La presidenta situó el eje del debate: México mantendrá la apuesta por prevención y reducción del consumo como columna de su combate a las drogas, aun cuando voces estadounidenses mantengan señalamientos sobre posibles vínculos de funcionarios locales con el crimen organizado. En la mañanera del 15 de junio sostuvo que no buscará polemizar con cada afirmación externa, pero sí subrayó la existencia de canales de trabajo bilateral donde se tratan seguridad y migración.
Sheinbaum remarcó que la coordinación con Estados Unidos continúa —citando reuniones recientes entre equipos técnicos— y enfatizó que el intercambio se desarrolla con respeto a la legalidad y a la soberanía mexicana. La mandataria dejó claro que, mientras la cooperación persista, no renunciará al énfasis en campañas preventivas y en políticas educativas destinadas a reducir la demanda de drogas.
El contraste llegó con las declaraciones de la responsable antidrogas de EE. UU., quien informó que su gobierno vigila a funcionarios mexicanos presuntamente vinculados al narcotráfico. La presidenta aceptó la parte del discurso que apunta a la prevención, pero descartó entrar en debates públicos con la funcionaria estadounidense; aseguró, además, que hay desacuerdos puntuales que no requieren confrontación pública.
En tono firme, la jefa del Ejecutivo reclamó a la contraparte norteamericana una mayor acción contra el flujo de armas hacia México, y no solo medidas enfocadas en el tránsito de drogas.

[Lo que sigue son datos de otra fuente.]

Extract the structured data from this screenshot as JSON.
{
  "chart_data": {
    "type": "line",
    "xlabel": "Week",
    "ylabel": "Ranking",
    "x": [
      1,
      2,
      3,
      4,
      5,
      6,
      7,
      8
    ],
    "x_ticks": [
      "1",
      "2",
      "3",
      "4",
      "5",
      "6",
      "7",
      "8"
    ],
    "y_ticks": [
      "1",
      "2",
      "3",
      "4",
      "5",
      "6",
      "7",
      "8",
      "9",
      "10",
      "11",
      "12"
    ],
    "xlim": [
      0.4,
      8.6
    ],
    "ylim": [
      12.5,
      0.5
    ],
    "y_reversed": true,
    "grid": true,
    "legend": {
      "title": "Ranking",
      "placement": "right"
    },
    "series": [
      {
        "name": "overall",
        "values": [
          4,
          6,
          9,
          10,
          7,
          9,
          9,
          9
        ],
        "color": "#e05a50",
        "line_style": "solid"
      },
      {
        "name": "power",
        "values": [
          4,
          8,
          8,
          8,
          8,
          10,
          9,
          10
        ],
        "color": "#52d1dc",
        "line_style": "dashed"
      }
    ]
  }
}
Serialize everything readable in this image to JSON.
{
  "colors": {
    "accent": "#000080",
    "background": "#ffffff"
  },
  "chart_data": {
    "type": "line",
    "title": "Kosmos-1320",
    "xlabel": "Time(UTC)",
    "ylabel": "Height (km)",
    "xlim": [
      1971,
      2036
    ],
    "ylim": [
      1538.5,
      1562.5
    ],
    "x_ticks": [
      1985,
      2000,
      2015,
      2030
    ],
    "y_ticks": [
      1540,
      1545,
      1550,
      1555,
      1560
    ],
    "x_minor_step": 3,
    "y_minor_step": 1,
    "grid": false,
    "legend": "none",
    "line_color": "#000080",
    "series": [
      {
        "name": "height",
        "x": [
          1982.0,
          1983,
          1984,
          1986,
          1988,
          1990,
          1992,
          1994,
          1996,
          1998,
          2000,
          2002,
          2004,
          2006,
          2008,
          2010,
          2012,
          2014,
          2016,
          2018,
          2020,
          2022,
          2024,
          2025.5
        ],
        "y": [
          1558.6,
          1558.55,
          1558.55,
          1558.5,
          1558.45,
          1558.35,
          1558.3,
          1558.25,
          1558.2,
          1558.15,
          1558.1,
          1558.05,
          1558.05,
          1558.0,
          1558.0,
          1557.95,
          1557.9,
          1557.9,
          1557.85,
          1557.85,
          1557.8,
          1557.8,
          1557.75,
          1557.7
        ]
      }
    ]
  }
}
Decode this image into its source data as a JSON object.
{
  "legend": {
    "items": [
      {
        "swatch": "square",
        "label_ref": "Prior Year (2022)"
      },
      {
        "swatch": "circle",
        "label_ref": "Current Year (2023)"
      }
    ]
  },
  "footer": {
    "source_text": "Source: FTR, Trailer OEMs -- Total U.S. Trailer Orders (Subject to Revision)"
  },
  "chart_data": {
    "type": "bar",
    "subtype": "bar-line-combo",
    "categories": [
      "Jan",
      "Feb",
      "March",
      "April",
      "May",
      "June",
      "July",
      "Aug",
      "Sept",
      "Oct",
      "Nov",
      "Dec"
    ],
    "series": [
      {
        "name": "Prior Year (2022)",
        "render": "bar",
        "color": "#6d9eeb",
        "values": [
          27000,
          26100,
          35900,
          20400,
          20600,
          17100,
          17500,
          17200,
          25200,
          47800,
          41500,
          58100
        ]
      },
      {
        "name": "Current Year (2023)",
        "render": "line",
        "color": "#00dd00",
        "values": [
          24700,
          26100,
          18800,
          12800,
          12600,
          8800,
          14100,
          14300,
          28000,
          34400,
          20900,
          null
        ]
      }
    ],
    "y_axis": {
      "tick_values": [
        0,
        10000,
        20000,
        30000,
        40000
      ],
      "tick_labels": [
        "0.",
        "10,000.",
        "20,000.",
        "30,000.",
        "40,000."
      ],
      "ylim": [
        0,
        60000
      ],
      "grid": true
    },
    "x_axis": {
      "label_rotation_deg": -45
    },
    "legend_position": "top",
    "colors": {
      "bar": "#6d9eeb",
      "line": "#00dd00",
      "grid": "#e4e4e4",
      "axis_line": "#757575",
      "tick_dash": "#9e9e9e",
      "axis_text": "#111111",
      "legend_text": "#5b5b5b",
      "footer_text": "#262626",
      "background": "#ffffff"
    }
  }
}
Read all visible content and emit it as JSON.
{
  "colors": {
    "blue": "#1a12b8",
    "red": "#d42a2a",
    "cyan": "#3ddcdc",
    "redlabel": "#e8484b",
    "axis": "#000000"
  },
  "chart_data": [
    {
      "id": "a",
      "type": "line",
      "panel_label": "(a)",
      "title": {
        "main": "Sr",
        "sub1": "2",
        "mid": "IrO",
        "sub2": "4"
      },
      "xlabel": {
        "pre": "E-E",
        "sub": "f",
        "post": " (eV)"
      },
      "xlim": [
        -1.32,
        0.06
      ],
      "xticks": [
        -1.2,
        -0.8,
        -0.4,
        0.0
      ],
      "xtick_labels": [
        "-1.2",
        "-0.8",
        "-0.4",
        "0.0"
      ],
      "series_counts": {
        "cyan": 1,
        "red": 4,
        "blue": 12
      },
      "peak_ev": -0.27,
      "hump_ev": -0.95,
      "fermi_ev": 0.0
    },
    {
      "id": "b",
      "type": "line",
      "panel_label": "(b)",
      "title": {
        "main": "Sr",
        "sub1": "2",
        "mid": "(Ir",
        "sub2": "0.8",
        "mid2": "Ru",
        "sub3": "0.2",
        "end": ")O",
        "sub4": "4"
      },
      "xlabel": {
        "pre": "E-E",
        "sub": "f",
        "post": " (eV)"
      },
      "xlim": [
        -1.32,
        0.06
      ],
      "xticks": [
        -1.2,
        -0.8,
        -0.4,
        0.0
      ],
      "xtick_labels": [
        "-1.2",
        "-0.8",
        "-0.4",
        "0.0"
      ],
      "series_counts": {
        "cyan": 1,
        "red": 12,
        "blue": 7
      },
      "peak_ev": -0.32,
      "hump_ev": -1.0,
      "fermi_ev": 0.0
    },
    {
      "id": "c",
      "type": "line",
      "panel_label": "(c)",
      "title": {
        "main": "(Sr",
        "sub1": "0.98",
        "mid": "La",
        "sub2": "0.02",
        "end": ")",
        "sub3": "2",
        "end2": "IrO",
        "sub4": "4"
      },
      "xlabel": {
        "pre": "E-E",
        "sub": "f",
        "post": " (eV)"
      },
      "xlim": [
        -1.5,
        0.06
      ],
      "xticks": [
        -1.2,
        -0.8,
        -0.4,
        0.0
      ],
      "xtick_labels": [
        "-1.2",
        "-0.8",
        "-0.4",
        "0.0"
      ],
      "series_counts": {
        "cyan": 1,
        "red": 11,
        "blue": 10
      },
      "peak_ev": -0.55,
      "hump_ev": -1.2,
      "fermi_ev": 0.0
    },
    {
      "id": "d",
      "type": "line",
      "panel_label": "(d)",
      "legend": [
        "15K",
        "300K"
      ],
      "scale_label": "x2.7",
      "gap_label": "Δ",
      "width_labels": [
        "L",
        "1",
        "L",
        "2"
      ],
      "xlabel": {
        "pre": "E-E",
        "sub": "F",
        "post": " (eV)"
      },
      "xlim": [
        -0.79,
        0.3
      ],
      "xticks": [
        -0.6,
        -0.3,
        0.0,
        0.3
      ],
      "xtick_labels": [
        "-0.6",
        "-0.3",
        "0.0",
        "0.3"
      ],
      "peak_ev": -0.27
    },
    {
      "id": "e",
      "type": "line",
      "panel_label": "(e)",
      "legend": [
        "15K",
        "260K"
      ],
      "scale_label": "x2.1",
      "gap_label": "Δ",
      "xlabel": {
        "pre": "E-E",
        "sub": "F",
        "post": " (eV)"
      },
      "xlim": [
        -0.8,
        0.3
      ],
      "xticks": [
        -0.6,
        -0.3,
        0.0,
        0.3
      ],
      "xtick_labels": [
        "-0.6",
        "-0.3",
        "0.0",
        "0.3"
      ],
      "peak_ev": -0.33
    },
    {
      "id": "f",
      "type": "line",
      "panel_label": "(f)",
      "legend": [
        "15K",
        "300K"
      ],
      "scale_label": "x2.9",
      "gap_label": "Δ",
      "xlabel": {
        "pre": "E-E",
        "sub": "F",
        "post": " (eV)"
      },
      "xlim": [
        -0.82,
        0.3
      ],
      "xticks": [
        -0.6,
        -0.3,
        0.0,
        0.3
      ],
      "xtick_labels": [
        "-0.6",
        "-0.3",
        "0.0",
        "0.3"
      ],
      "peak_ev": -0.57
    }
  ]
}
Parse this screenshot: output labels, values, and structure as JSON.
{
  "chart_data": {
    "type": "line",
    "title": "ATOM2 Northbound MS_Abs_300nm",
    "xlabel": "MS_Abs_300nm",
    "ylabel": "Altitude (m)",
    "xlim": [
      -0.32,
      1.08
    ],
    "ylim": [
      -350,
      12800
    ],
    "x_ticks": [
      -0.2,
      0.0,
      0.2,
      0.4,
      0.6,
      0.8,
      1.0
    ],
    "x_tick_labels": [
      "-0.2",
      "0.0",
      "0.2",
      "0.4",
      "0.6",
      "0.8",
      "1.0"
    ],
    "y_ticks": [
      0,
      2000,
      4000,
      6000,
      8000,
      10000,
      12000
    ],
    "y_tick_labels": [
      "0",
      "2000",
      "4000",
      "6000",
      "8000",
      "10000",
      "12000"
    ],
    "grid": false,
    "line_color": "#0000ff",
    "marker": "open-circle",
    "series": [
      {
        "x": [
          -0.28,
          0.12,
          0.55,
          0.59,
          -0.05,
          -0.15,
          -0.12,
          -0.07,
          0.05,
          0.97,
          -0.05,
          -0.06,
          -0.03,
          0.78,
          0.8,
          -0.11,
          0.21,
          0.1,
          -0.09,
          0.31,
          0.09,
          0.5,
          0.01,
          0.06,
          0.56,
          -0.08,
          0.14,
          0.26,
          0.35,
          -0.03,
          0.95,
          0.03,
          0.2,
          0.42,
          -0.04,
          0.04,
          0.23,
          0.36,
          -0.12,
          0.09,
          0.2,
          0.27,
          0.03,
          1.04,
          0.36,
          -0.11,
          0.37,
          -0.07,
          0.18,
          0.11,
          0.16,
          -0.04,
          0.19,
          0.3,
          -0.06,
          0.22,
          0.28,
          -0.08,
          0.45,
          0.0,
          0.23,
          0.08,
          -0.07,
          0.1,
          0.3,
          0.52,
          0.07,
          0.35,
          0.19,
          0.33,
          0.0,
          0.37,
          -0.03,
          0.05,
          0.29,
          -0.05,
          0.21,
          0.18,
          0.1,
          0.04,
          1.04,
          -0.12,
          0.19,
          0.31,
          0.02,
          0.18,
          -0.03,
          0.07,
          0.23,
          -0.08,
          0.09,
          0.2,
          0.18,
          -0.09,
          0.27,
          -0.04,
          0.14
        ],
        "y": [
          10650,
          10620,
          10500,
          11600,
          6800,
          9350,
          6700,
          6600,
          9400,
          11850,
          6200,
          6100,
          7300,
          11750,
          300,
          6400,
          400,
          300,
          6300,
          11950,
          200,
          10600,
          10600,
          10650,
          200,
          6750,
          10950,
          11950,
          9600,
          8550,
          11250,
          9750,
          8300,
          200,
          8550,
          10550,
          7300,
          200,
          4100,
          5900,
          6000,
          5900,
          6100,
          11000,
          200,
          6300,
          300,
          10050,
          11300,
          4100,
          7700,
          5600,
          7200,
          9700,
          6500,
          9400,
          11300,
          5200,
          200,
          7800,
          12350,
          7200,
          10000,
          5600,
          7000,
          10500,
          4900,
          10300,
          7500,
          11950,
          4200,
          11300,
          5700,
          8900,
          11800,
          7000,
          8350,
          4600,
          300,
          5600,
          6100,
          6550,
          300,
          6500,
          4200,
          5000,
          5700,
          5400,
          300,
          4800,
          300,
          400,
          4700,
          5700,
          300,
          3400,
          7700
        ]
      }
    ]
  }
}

Incluso planteó la posibilidad de dialogar directamente con la administración de Donald Trump si fuera necesario, con el objetivo expreso de impulsar acciones que mejoren la seguridad regional y la atención a las causas del consumo.
Sobre el terreno operativo, informó que las autoridades mexicanas siguen desmantelando laboratorios clandestinos, principalmente dedicados a la metanfetamina; hasta ahora, dijo, sólo se han hallado tres instalaciones vinculadas a la producción de pastillas con fentanilo y no se ha identificado la fabricación del fentanilo a partir de precursores dentro del país.
El mensaje final fue doble: por un lado, una reafirmación de la estrategia nacional centrada en prevención, colaboración y respeto mutuo; por otro, una advertencia diplomática: las embajadas, y en particular la estadounidense, deben cumplir la ley mexicana y acreditar debidamente a sus agentes antes de operar en territorio nacional. Con esa exigencia concluyó la intervención, dejando claro que la cooperación será exigente y sujeta a normas.